The researchers say that they successfully created a single-pixel wireless display comprising a blue gallium nitride LED mounted on a transparent sapphire chip, an integrated circuit that doubles as a power harvester and controller for the LED, and metal interconnects. They also showed that a series of passive lenses (called Fresnel lenses) less than 1 micrometer thick, when placed on the surface of the contact lens about 360 micrometers away from the LED, can focus the LED light onto the retina in a way that makes it appear as though the single-pixel image is floating in space about 1 meter away from the eye. Otherwise, the image would be right up against the cornea, where the human eye is incapable of bringing objects into focus.

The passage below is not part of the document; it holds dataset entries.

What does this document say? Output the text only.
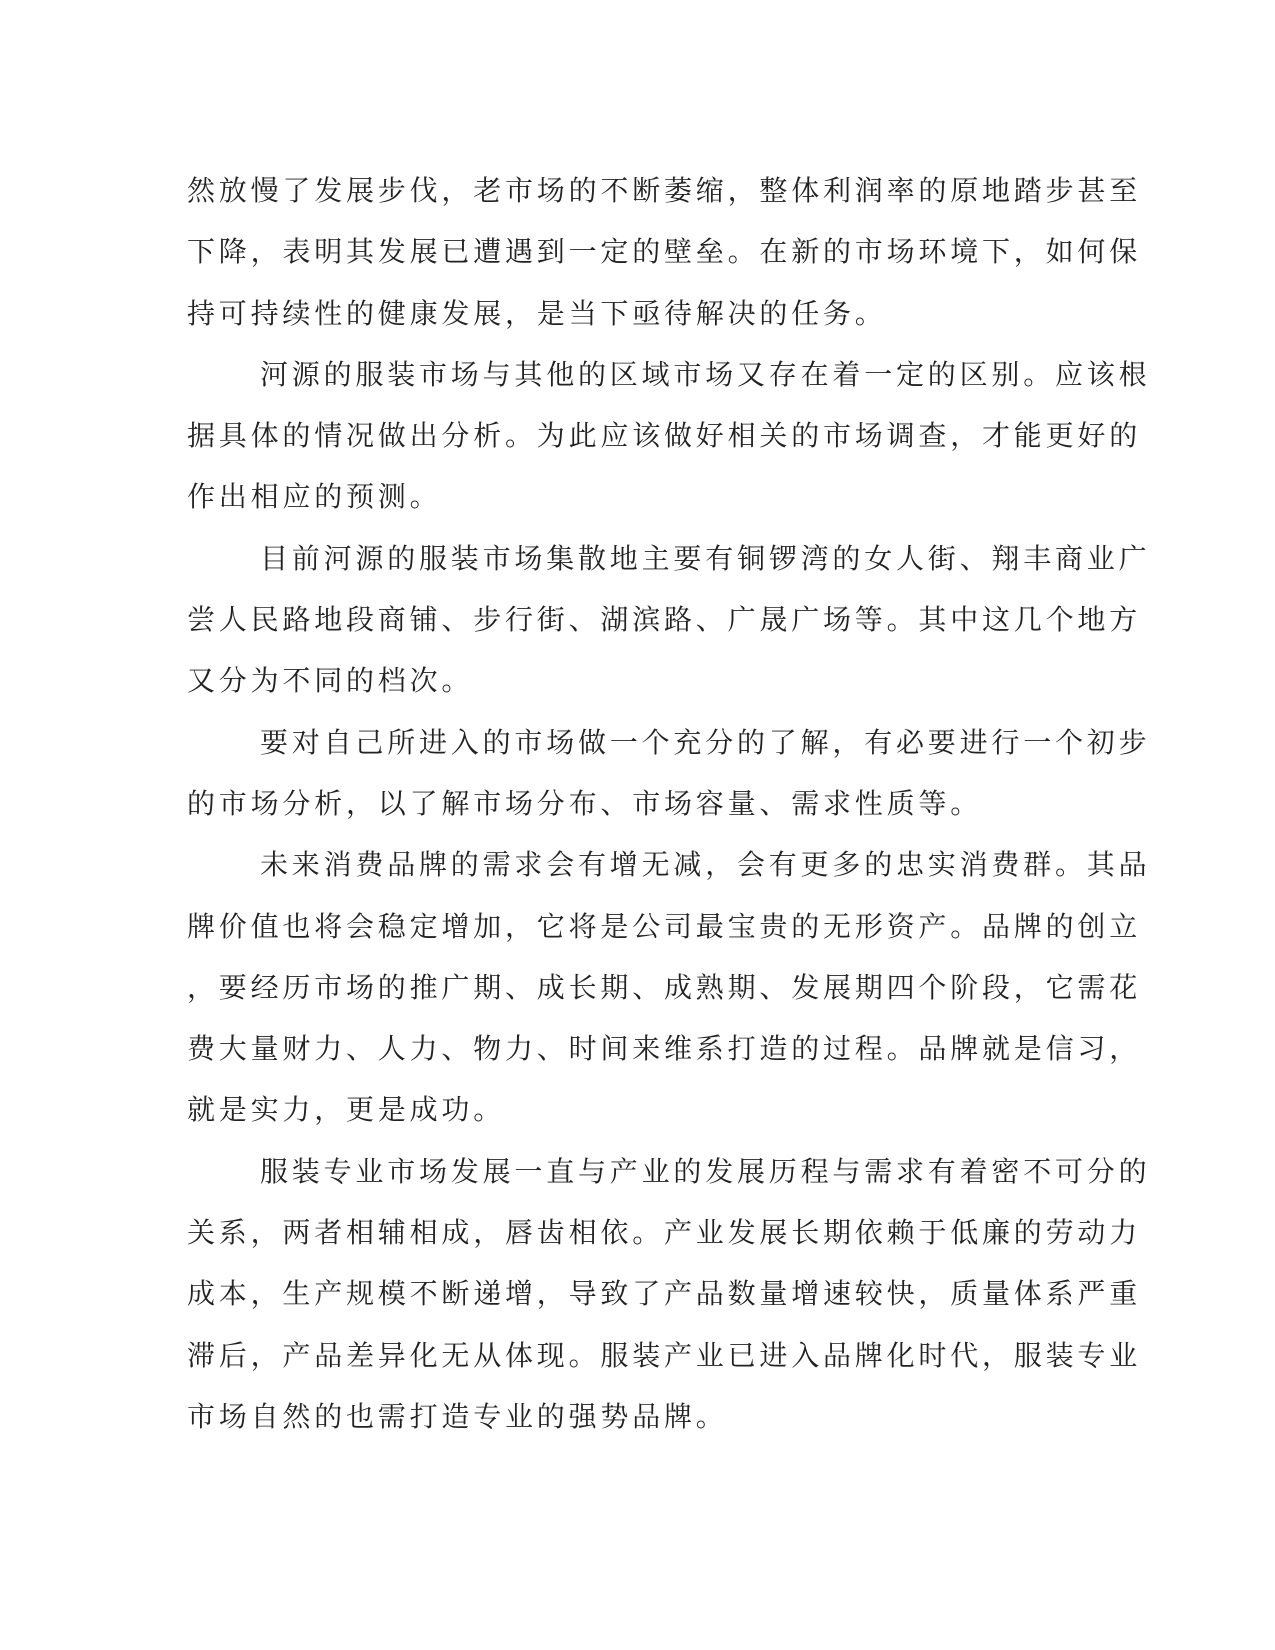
然放慢了发展步伐，老市场的不断萎缩，整体利润率的原地踏步甚至
下降，表明其发展已遭遇到一定的壁垒。在新的市场环境下，如何保
持可持续性的健康发展，是当下亟待解决的任务。
河源的服装市场与其他的区域市场又存在着一定的区别。应该根
据具体的情况做出分析。为此应该做好相关的市场调查，才能更好的
作出相应的预测。
目前河源的服装市场集散地主要有铜锣湾的女人街、翔丰商业广
尝人民路地段商铺、步行街、湖滨路、广晟广场等。其中这几个地方
又分为不同的档次。
要对自己所进入的市场做一个充分的了解，有必要进行一个初步
的市场分析，以了解市场分布、市场容量、需求性质等。
未来消费品牌的需求会有增无减，会有更多的忠实消费群。其品
牌价值也将会稳定增加，它将是公司最宝贵的无形资产。品牌的创立
，要经历市场的推广期、成长期、成熟期、发展期四个阶段，它需花
费大量财力、人力、物力、时间来维系打造的过程。品牌就是信习，
就是实力，更是成功。
服装专业市场发展一直与产业的发展历程与需求有着密不可分的
关系，两者相辅相成，唇齿相依。产业发展长期依赖于低廉的劳动力
成本，生产规模不断递增，导致了产品数量增速较快，质量体系严重
滞后，产品差异化无从体现。服装产业已进入品牌化时代，服装专业
市场自然的也需打造专业的强势品牌。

Of the high-tech miniature display, the researchers said that although it has only one controllable pixel, “…we have provided the first proof-of-concept technology demonstrations for producing multipixel and in-focus images using a contact lens by producing multipixel micro-LED array chips on transparent substrates and micrometer-scale Fresnel lenses that can be integrated into a contact lens.” In other words, the team is making significant progress toward the goal—an array of 3600 10-µm-wide pixels spaced 10 µm apart—that Parviz mentioned in the September 2009 IEEE Spectrum article “Augmented Reality in a Contact Lens.” Now that the researchers have demonstrated the ability to remotely control red and blue LEDs, doing so with green ones is the next step in order to produce full-color displays integrated into contact lenses.
Among the technical hurdles that remain is developing an improved power supply. The 5-millimeter-radius loop antenna used to draw power wirelessly in the experiments documented in the paper only harvests enough energy when it is within about 2 centimeters of the radio transmitter. Another problem is that the so-called bionic lens is made from polyethylene terephthalate, a form plastic that is not porous enough to be worn against the eye all day. Its poor oxygen permeability could lead to corneal swelling. But the team says it is already back in the lab, attempting to overcome these challenges.